Beef short ribs, braised in Chianti and balsamic vinegar, and served over puréed parsnips with a dollop of crème fraîche on top, was like a pot roast fit for a king. The meat arrived shredded in pieces just a bit bigger than fork-sized, which served to emphasize its rich beefy flavor and marvelously tender texture. The parsnips, with a bolder taste than the traditional mashed potatoes, held their own in the intensely flavored, velvety sauce, reminiscent of French-style beef burgundy.

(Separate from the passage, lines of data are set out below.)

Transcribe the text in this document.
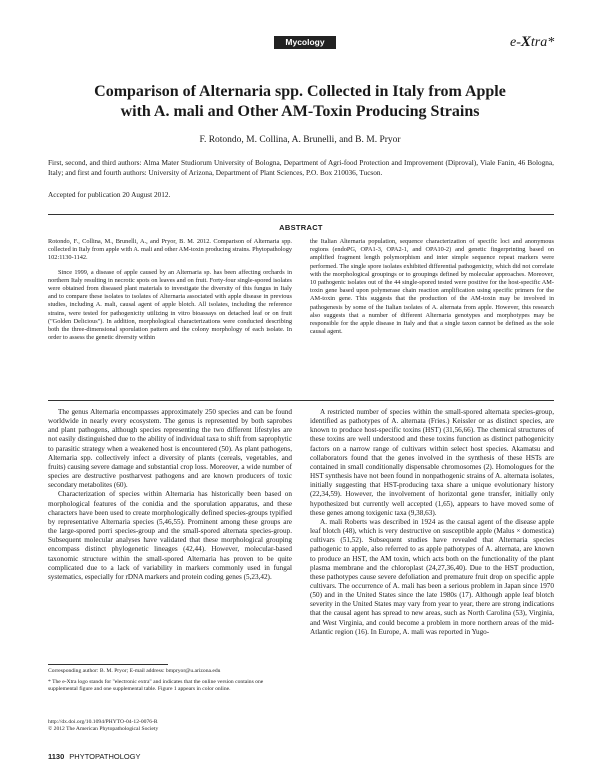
Mycology	e-Xtra*
Comparison of Alternaria spp. Collected in Italy from Apple
with A. mali and Other AM-Toxin Producing Strains
F. Rotondo, M. Collina, A. Brunelli, and B. M. Pryor
First, second, and third authors: Alma Mater Studiorum University of Bologna, Department of Agri-food Protection and Improvement (Diproval), Viale Fanin, 46 Bologna, Italy; and first and fourth authors: University of Arizona, Department of Plant Sciences, P.O. Box 210036, Tucson.
Accepted for publication 20 August 2012.
ABSTRACT

Rotondo, F., Collina, M., Brunelli, A., and Pryor, B. M. 2012. Comparison of Alternaria spp. collected in Italy from apple with A. mali and other AM-toxin producing strains. Phytopathology 102:1130-1142.

Since 1999, a disease of apple caused by an Alternaria sp. has been affecting orchards in northern Italy resulting in necrotic spots on leaves and on fruit. Forty-four single-spored isolates were obtained from diseased plant materials to investigate the diversity of this fungus in Italy and to compare these isolates to isolates of Alternaria associated with apple disease in previous studies, including A. mali, causal agent of apple blotch. All isolates, including the reference strains, were tested for pathogenicity utilizing in vitro bioassays on detached leaf or on fruit ("Golden Delicious"). In addition, morphological characterizations were conducted describing both the three-dimensional sporulation pattern and the colony morphology of each isolate. In order to assess the genetic diversity within

the Italian Alternaria population, sequence characterization of specific loci and anonymous regions (endoPG, OPA1-3, OPA2-1, and OPA10-2) and genetic fingerprinting based on amplified fragment length polymorphism and inter simple sequence repeat markers were performed. The single spore isolates exhibited differential pathogenicity, which did not correlate with the morphological groupings or to groupings defined by molecular approaches. Moreover, 10 pathogenic isolates out of the 44 single-spored tested were positive for the host-specific AM-toxin gene based upon polymerase chain reaction amplification using specific primers for the AM-toxin gene. This suggests that the production of the AM-toxin may be involved in pathogenesis by some of the Italian isolates of A. alternata from apple. However, this research also suggests that a number of different Alternaria genotypes and morphotypes may be responsible for the apple disease in Italy and that a single taxon cannot be defined as the sole causal agent.

The genus Alternaria encompasses approximately 250 species and can be found worldwide in nearly every ecosystem. The genus is represented by both saprobes and plant pathogens, although species representing the two different lifestyles are not easily distinguished due to the ability of individual taxa to shift from saprophytic to parasitic strategy when a weakened host is encountered (50). As plant pathogens, Alternaria spp. collectively infect a diversity of plants (cereals, vegetables, and fruits) causing severe damage and substantial crop loss. Moreover, a wide number of species are destructive postharvest pathogens and are known producers of toxic secondary metabolites (60).

Characterization of species within Alternaria has historically been based on morphological features of the conidia and the sporulation apparatus, and these characters have been used to create morphologically defined species-groups typified by representative Alternaria species (5,46,55). Prominent among these groups are the large-spored porri species-group and the small-spored alternata species-group. Subsequent molecular analyses have validated that these morphological grouping encompass distinct phylogenetic lineages (42,44). However, molecular-based taxonomic structure within the small-spored Alternaria has proven to be quite complicated due to a lack of variability in markers commonly used in fungal systematics, especially for rDNA markers and protein coding genes (5,23,42).

A restricted number of species within the small-spored alternata species-group, identified as pathotypes of A. alternata (Fries.) Keissler or as distinct species, are known to produce host-specific toxins (HST) (31,56,66). The chemical structures of these toxins are well understood and these toxins function as distinct pathogenicity factors on a narrow range of cultivars within select host species. Akamatsu and collaborators found that the genes involved in the synthesis of these HSTs are contained in small conditionally dispensable chromosomes (2). Homologues for the HST synthesis have not been found in nonpathogenic strains of A. alternata isolates, initially suggesting that HST-producing taxa share a unique evolutionary history (22,34,59). However, the involvement of horizontal gene transfer, initially only hypothesized but currently well accepted (1,65), appears to have moved some of these genes among toxigenic taxa (9,38,63).

A. mali Roberts was described in 1924 as the causal agent of the disease apple leaf blotch (48), which is very destructive on susceptible apple (Malus × domestica) cultivars (51,52). Subsequent studies have revealed that Alternaria species pathogenic to apple, also referred to as apple pathotypes of A. alternata, are known to produce an HST, the AM toxin, which acts both on the functionality of the plant plasma membrane and the chloroplast (24,27,36,40). Due to the HST production, these pathotypes cause severe defoliation and premature fruit drop on specific apple cultivars. The occurrence of A. mali has been a serious problem in Japan since 1970 (50) and in the United States since the late 1980s (17). Although apple leaf blotch severity in the United States may vary from year to year, there are strong indications that the causal agent has spread to new areas, such as North Carolina (53), Virginia, and West Virginia, and could become a problem in more northern areas of the mid-Atlantic region (16). In Europe, A. mali was reported in Yugo-

Corresponding author: B. M. Pryor; E-mail address: bmpryor@u.arizona.edu

* The e-Xtra logo stands for "electronic extra" and indicates that the online version contains one supplemental figure and one supplemental table. Figure 1 appears in color online.

http://dx.doi.org/10.1094/PHYTO-04-12-0076-R
© 2012 The American Phytopathological Society
1130 PHYTOPATHOLOGY
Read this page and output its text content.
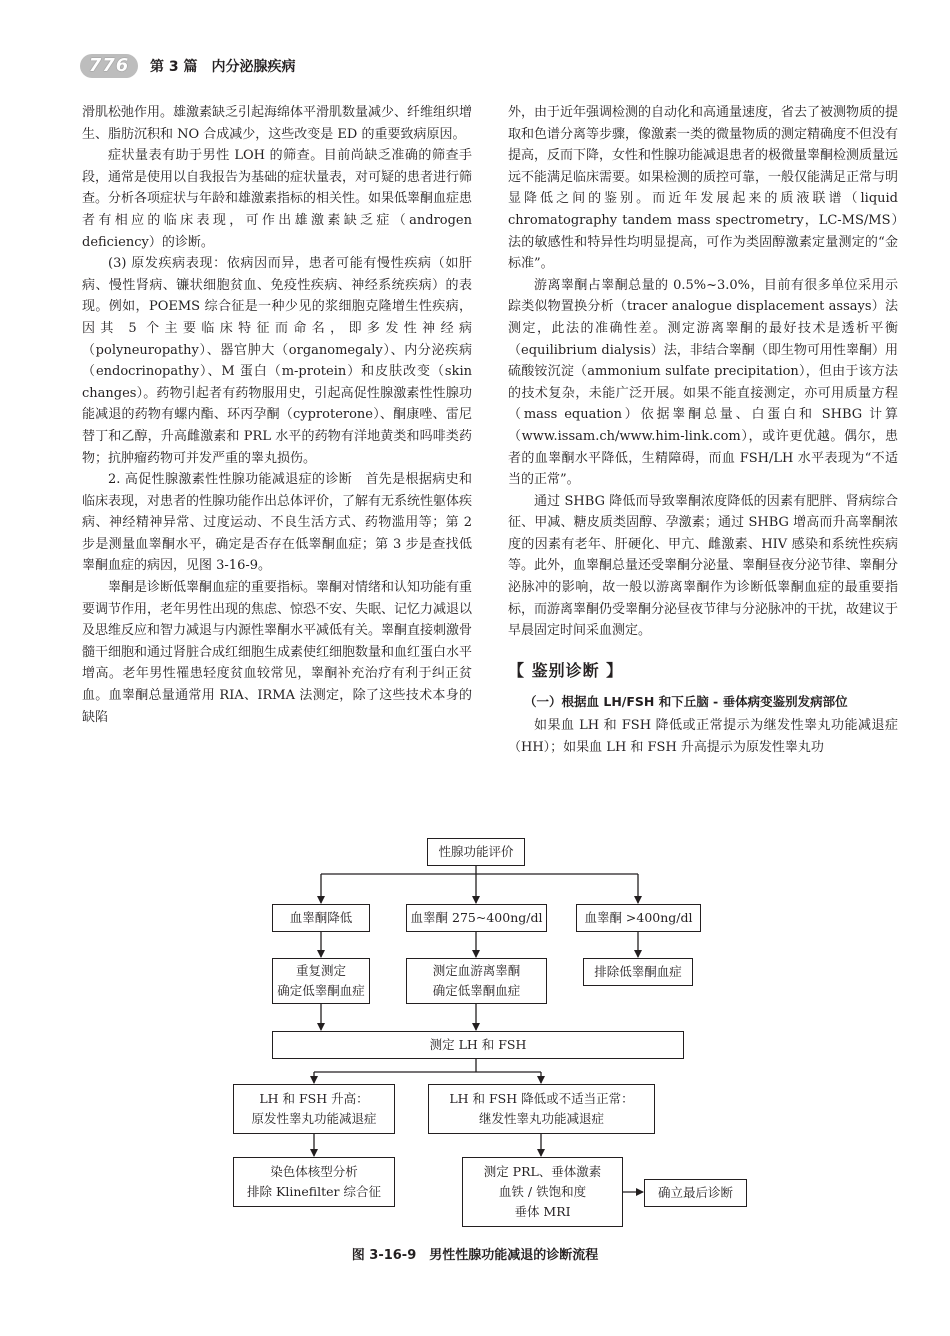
776	第 3 篇　内分泌腺疾病

滑肌松弛作用。雄激素缺乏引起海绵体平滑肌数量减少、纤维组织增生、脂肪沉积和 NO 合成减少，这些改变是 ED 的重要致病原因。

症状量表有助于男性 LOH 的筛查。目前尚缺乏准确的筛查手段，通常是使用以自我报告为基础的症状量表，对可疑的患者进行筛查。分析各项症状与年龄和雄激素指标的相关性。如果低睾酮血症患者有相应的临床表现，可作出雄激素缺乏症（androgen deficiency）的诊断。

(3) 原发疾病表现：依病因而异，患者可能有慢性疾病（如肝病、慢性肾病、镰状细胞贫血、免疫性疾病、神经系统疾病）的表现。例如，POEMS 综合征是一种少见的浆细胞克隆增生性疾病，因其 5 个主要临床特征而命名，即多发性神经病（polyneuropathy）、器官肿大（organomegaly）、内分泌疾病（endocrinopathy）、M 蛋白（m-protein）和皮肤改变（skin changes）。药物引起者有药物服用史，引起高促性腺激素性性腺功能减退的药物有螺内酯、环丙孕酮（cyproterone）、酮康唑、雷尼替丁和乙醇，升高雌激素和 PRL 水平的药物有洋地黄类和吗啡类药物；抗肿瘤药物可并发严重的睾丸损伤。

2. 高促性腺激素性性腺功能减退症的诊断　首先是根据病史和临床表现，对患者的性腺功能作出总体评价，了解有无系统性躯体疾病、神经精神异常、过度运动、不良生活方式、药物滥用等；第 2 步是测量血睾酮水平，确定是否存在低睾酮血症；第 3 步是查找低睾酮血症的病因，见图 3-16-9。

睾酮是诊断低睾酮血症的重要指标。睾酮对情绪和认知功能有重要调节作用，老年男性出现的焦虑、惊恐不安、失眠、记忆力减退以及思维反应和智力减退与内源性睾酮水平减低有关。睾酮直接刺激骨髓干细胞和通过肾脏合成红细胞生成素使红细胞数量和血红蛋白水平增高。老年男性罹患轻度贫血较常见，睾酮补充治疗有利于纠正贫血。血睾酮总量通常用 RIA、IRMA 法测定，除了这些技术本身的缺陷

外，由于近年强调检测的自动化和高通量速度，省去了被测物质的提取和色谱分离等步骤，像激素一类的微量物质的测定精确度不但没有提高，反而下降，女性和性腺功能减退患者的极微量睾酮检测质量远远不能满足临床需要。如果检测的质控可靠，一般仅能满足正常与明显降低之间的鉴别。而近年发展起来的质液联谱（liquid chromatography tandem mass spectrometry，LC-MS/MS）法的敏感性和特异性均明显提高，可作为类固醇激素定量测定的“金标准”。

游离睾酮占睾酮总量的 0.5%~3.0%，目前有很多单位采用示踪类似物置换分析（tracer analogue displacement assays）法测定，此法的准确性差。测定游离睾酮的最好技术是透析平衡（equilibrium dialysis）法，非结合睾酮（即生物可用性睾酮）用硫酸铵沉淀（ammonium sulfate precipitation），但由于该方法的技术复杂，未能广泛开展。如果不能直接测定，亦可用质量方程（mass equation）依据睾酮总量、白蛋白和 SHBG 计算（www.issam.ch/www.him-link.com），或许更优越。偶尔，患者的血睾酮水平降低，生精障碍，而血 FSH/LH 水平表现为“不适当的正常”。

通过 SHBG 降低而导致睾酮浓度降低的因素有肥胖、肾病综合征、甲减、糖皮质类固醇、孕激素；通过 SHBG 增高而升高睾酮浓度的因素有老年、肝硬化、甲亢、雌激素、HIV 感染和系统性疾病等。此外，血睾酮总量还受睾酮分泌量、睾酮昼夜分泌节律、睾酮分泌脉冲的影响，故一般以游离睾酮作为诊断低睾酮血症的最重要指标，而游离睾酮仍受睾酮分泌昼夜节律与分泌脉冲的干扰，故建议于早晨固定时间采血测定。

【 鉴别诊断 】
（一）根据血 LH/FSH 和下丘脑 - 垂体病变鉴别发病部位

如果血 LH 和 FSH 降低或正常提示为继发性睾丸功能减退症（HH）；如果血 LH 和 FSH 升高提示为原发性睾丸功

性腺功能评价
血睾酮降低	血睾酮 275~400ng/dl	血睾酮 >400ng/dl
重复测定
确定低睾酮血症
测定血游离睾酮
确定低睾酮血症
排除低睾酮血症
测定 LH 和 FSH
LH 和 FSH 升高：
原发性睾丸功能减退症
LH 和 FSH 降低或不适当正常：
继发性睾丸功能减退症
染色体核型分析
排除 Klinefilter 综合征
测定 PRL、垂体激素
血铁 / 铁饱和度
垂体 MRI
确立最后诊断
图 3-16-9　男性性腺功能减退的诊断流程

Apple cider and Chardonnay-braised lamb delivered a successful combination of savory meat and oaky wine grounding the sweet cider, even as the latter brightened and enlivened the tender meat. Cipollini onion, caramelized at the edges, amplified the effect, while gnocchi -- here, more like large, fluffy dumplings than dense potato balls -- provided a vehicle for the sauce and a respite from the other, rich flavors.

A vegetarian dish, acorn squash risotto with walnuts, sage and chestnut honey, was as well prepared and fulfilling as all the heartier items we ordered. Here again was a masterful combination of flavors and textures -- sweet, earthy and herbal; tender, moist and crunchy -- that was unexpectedly, perfectly satisfying.

Stagioni has revolutionized a piece of Pittsburgh's Little Italy with its marriage of traditional Italian ingredients and modern, seasonal sensibilities. Welcome to Bloomfield!